I am lost to the inside joke of the empty street in my city and laugh about nothing, really as I flick my cigarette to go inside—
I am lost just inside the door where I trip on a slack jawed chair spending too much time in front of the T.V.
I am lost in the dark looking for a light switch with no luck so I try to think about not being lost with as much luck as the light switch.
A lost cause at the bar earlier, crooked darts, sideways glances and upturned chairs.
On the way home, thinking about those upturned chairs and how unfair it was to be cruel to something unassuming,
I was lost in track marks on my face when I thought about how my mother would feel about all of this nonsense.

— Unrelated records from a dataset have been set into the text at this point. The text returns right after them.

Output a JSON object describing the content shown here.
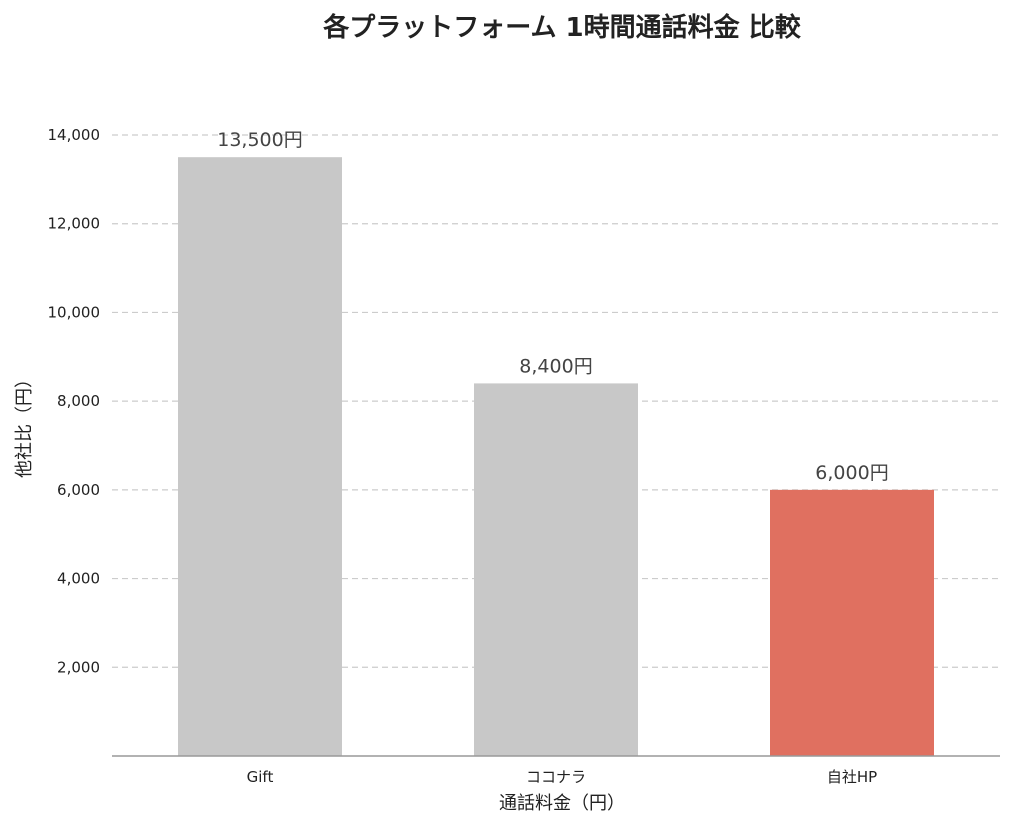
{
  "chart_data": {
    "type": "bar",
    "title": "各プラットフォーム 1時間通話料金 比較",
    "xlabel": "通話料金（円）",
    "ylabel": "他社比（円）",
    "categories": [
      "Gift",
      "ココナラ",
      "自社HP"
    ],
    "values": [
      13500,
      8400,
      6000
    ],
    "data_labels": [
      "13,500円",
      "8,400円",
      "6,000円"
    ],
    "bar_colors": [
      "#c8c8c8",
      "#c8c8c8",
      "#e07060"
    ],
    "ylim": [
      0,
      14000
    ],
    "yticks": [
      2000,
      4000,
      6000,
      8000,
      10000,
      12000,
      14000
    ],
    "ytick_labels": [
      "2,000",
      "4,000",
      "6,000",
      "8,000",
      "10,000",
      "12,000",
      "14,000"
    ],
    "grid": true,
    "legend": "none"
  }
}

I cried like I did when I saw my mother cry for the first time— like she’d just come from the womb and it stole my innocence,
So I sit to pry open my chest and see gears turning, realize I'm still looking for the light switch, realize, we’re all dying of the same thing;
click— Time—
Not the digital glowing red that shrieks at me to get up, not the one that punches me in the gut when I watch it at work one thankless, minimum wage minute at a time, but
A pocket watch, a family heirloom, sacred, unapologetic, searching, etched with our Human monogram and shined to near-perfect Reflection.
I am lost in its face as it winds around the ticks in mine.
I am lost in place I am lost in motion, I am lost in the Abyss staring back.